Full Disclosure: I do not pay submission fees. At first it was mostly because I don’t budget for it, but the more I submit to play-writing contests, the more it just doesn’t jive with me. I liken it to the nearly-only-in-LA procedure of dues-paying ensemble companies. More full disclosure: I used to work for one and was partly responsible for collecting said dues.
It makes my stomach turn.
Submission fees for playwrights isn’t as sickening to me. I understand fees are sometimes considered part of the beast. I mentioned this topic to my husband and he automatically assumed you paid for your play to be in the contest, not just considered. The wide eyes when I explained…
Many people have differing opinions, so instead of this being merely my thoughts, I want to share what I learned as I investigated across multiple social media platforms.
It all starts on Twitter: Local LA playwright Brian Polak was the first to answer my general inquiry.
I detest submission fees. Producing entities unfairly pass the burden of contests and productions on to prospective writers. I believe if you want to have a contest or do a production, fundraise for it. Don’t make writers pay to play.
Brian doesn’t agree that submission fees are equivalent to dues-paying companies however, a situation I could not resolve in 140 characters or less .

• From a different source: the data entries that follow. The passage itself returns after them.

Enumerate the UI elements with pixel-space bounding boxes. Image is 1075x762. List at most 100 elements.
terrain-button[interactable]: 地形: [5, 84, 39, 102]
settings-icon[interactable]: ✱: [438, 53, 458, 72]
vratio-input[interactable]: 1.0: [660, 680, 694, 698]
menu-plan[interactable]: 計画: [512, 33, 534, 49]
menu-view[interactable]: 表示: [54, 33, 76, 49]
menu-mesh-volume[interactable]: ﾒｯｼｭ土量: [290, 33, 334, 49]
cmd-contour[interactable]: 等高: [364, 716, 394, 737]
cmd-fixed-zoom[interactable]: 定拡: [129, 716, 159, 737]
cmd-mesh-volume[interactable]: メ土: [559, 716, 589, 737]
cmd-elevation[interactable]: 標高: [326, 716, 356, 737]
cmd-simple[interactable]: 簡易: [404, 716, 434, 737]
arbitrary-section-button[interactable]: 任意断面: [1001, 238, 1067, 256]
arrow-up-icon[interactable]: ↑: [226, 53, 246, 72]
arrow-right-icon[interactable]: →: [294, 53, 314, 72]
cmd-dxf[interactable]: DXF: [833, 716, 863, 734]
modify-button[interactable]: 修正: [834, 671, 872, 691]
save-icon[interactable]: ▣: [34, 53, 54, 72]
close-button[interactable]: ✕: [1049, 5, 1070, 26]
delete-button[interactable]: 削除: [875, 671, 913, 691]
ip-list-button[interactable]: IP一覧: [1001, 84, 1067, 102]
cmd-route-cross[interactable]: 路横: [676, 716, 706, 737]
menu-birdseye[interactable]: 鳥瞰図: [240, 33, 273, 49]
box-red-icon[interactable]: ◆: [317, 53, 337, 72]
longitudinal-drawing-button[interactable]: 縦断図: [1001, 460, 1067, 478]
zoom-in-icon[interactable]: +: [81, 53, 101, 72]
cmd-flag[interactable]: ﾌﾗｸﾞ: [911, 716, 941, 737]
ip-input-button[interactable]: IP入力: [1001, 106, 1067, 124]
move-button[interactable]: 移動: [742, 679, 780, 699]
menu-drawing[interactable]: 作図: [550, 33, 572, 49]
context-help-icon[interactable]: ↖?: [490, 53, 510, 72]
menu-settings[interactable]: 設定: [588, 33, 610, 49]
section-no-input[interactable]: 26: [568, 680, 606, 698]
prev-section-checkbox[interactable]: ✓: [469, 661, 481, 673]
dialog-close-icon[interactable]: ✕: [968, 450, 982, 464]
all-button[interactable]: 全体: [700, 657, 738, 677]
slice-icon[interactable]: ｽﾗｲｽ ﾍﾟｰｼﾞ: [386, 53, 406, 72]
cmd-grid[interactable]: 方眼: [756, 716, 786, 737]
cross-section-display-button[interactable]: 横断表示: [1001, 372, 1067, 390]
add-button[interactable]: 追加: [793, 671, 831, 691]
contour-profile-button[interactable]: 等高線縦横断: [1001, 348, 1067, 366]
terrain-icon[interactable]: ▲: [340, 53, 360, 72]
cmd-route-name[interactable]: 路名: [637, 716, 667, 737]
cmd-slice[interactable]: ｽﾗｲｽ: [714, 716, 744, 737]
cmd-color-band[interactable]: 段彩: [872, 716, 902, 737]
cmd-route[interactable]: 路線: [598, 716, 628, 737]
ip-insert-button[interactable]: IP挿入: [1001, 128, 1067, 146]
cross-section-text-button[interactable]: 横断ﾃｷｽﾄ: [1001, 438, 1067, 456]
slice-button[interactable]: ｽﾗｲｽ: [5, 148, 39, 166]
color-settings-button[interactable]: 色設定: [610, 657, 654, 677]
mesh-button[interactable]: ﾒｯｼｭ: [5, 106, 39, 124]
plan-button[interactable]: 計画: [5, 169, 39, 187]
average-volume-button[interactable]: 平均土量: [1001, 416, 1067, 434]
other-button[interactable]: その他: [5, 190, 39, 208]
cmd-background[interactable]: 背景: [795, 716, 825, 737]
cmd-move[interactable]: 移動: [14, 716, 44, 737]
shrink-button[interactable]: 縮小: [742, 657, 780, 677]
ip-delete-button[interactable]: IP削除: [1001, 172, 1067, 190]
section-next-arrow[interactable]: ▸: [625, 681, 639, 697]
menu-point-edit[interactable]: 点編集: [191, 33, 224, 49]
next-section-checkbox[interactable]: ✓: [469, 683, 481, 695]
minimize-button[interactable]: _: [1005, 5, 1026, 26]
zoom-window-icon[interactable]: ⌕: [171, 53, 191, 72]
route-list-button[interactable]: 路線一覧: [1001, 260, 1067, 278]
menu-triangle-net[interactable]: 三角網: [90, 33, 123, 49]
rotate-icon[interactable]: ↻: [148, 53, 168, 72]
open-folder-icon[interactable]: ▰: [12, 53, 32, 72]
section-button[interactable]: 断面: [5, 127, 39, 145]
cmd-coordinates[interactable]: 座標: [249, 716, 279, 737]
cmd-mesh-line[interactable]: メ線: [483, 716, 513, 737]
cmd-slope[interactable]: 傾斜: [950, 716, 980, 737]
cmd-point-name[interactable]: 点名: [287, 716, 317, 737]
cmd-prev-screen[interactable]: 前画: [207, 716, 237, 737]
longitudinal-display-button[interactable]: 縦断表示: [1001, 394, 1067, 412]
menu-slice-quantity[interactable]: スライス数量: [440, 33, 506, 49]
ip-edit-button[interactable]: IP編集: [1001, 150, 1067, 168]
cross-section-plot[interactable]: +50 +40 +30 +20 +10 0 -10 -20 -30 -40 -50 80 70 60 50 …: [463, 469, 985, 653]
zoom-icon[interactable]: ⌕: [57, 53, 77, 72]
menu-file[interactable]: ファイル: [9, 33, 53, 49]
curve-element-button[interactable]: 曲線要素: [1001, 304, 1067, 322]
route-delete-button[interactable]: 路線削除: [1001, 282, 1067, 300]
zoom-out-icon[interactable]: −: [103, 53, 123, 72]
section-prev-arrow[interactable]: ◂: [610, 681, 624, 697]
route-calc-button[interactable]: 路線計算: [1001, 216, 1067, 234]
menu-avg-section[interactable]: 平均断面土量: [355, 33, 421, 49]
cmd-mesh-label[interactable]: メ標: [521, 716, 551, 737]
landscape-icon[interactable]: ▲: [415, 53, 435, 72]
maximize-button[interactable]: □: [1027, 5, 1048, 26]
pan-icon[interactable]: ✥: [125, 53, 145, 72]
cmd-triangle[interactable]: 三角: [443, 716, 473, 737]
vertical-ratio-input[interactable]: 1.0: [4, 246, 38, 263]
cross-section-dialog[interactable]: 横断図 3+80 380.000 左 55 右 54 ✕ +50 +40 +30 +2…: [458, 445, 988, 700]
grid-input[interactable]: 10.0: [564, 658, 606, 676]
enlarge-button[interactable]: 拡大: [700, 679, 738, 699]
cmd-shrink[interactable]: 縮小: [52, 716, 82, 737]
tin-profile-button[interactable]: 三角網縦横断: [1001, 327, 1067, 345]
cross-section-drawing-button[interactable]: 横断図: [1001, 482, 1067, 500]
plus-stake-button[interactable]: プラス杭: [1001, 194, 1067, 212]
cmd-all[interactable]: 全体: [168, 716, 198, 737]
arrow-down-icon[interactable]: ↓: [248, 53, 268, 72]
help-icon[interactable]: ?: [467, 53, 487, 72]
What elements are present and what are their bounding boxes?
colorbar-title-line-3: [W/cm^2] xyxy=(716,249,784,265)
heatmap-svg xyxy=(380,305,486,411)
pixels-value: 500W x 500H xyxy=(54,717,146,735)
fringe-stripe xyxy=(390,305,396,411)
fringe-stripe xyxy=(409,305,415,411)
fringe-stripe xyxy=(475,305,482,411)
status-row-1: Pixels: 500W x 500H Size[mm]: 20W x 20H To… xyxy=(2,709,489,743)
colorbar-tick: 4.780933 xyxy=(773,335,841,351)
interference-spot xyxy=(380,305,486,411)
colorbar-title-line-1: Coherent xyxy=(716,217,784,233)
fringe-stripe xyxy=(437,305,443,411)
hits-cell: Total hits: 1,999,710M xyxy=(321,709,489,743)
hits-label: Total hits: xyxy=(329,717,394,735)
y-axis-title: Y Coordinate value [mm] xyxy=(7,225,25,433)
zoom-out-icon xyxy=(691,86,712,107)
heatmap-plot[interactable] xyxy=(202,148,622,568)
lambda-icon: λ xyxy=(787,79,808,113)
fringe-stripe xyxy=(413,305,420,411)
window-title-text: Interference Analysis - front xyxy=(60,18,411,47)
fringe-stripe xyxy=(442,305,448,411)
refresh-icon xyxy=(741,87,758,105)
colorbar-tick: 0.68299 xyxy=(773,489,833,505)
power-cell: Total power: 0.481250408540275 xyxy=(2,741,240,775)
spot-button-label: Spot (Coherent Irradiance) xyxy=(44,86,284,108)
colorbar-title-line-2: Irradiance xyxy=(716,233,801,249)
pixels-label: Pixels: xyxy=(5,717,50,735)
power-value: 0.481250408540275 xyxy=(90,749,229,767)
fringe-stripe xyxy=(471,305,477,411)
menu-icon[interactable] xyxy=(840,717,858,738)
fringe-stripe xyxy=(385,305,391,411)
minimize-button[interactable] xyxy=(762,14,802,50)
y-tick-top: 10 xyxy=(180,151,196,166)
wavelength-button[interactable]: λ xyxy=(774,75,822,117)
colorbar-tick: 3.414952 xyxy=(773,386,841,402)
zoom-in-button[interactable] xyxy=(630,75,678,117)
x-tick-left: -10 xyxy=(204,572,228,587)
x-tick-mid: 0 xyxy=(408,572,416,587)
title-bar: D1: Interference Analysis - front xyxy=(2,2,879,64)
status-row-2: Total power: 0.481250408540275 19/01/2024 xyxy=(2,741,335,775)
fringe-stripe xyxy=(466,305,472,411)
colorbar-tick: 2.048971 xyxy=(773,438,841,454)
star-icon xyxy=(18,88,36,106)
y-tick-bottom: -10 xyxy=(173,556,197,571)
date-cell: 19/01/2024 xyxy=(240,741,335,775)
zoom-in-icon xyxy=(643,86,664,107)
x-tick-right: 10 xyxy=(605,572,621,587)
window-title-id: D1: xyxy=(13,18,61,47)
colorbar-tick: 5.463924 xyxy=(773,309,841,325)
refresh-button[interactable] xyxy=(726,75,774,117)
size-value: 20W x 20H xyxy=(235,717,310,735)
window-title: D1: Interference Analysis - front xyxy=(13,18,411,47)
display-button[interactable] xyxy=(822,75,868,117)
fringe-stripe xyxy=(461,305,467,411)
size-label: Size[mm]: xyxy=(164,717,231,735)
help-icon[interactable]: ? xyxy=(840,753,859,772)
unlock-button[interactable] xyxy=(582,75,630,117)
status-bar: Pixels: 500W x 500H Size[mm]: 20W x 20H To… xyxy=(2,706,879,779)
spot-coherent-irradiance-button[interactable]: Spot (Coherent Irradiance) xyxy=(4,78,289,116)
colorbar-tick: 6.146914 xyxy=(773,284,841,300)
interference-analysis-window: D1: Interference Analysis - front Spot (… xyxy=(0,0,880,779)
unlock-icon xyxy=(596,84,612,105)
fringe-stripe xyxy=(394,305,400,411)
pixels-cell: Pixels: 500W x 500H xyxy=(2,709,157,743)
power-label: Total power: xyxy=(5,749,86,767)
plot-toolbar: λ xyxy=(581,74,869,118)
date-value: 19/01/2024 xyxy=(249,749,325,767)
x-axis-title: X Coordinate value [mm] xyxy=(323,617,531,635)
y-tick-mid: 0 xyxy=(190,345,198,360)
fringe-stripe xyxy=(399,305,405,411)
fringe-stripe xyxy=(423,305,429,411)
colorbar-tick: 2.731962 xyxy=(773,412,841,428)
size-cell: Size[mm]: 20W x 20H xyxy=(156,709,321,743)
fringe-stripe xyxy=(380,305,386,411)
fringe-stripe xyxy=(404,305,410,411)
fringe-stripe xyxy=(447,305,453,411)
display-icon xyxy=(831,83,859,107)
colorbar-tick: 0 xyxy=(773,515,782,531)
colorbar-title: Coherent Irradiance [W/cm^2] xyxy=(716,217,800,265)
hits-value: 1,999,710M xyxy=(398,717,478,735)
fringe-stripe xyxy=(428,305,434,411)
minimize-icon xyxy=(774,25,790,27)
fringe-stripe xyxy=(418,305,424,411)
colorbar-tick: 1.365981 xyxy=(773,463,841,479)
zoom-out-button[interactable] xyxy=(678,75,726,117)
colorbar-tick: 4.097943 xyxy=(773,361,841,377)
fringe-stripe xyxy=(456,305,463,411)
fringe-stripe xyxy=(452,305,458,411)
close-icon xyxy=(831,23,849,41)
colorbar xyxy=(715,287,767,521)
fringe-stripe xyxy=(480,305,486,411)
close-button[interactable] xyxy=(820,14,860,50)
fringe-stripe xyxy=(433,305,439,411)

Gedaly Guberek of Coeurage Theatre Company quickly agreed, as did Louise Penburthy who added:
I don’t pay submission fees anymore, except for prestigious places with work-shopping. Otherwise it’s obnoxious, [in my humble opinion].
The idea of a play getting work-shopped or a production seemed to matter to some people. Through Linkedin I found the following comments:
Vic Cabrera in LA: I would, and have, if I get a critique back.
Donald Drake & Evan Guilford-Blake both said yes because the returns can be beneficial. Evan: Last year I paid about $900 and won $3600.
Donald has also gotten more prize money with contests that charge, and sees another benefit: One of my best experiences in the theater came from a competition I paid to enter – the O’Neill, which provided me with a wonderful month in Waterford, Ct. with incredible actors and directors and a wonderful staged reading of my play. I can understand why small theaters can’t afford to pay for running a competition and I see the submission fee as a business expense on my part.
Honestly, the Playwrights Group on Linkedin is so interesting and varied that I encourage everyone to read it.
Ian Hornby‘s perspective was especially interesting: Having run a playwriting competition on behalf of The Playwrights’ Co-operative, there are two edges to this topic. We started with a small entry fee ($10), purely to fund a decent prize at the end. But we had so many sites that would not list us because we had an entry fee that we dropped the fee and made it free entry. What a mistake we made. Although it’s not the right kind of filter and has so many undertones of not providing equal opportunities for those unable to afford the fee, at least it was a filter. We were completely snowed under with entries, and our panel of judges didn’t have time to do anything more than speed-read all entries so as to arrive at a shortlist, which could then be read in detail. Without doubt we’d have missed some gems.
Regardless, he does applaud contests without a fee.
Tony Earnshaw from the UK has an interesting perspective: …in the poetry world it’s difficult to find any contests which don’t have a fee attached and I’ve heard no grumbles. I’ve recently entered a short play for a competition run by a small theatre and am one of the winners (there are ten of us). The read through, at which I met the other writers, the directors and the casts, was worth it in itself.
Anyway, 5 on Linkedin from all over the world say YES, 9 say NO and 1/3 of the NO’s will make exceptions in rare cases.
Gregory Fletcher believes: If a theater company wants to attach their name to my play as the premiere producer, then figure out how to evaluate my play without charging me. Do painters, musicians, dancers, actors, or anybody else in the arts pay to have their work considered for production?
The answer to that, of course, is yes, in some cases.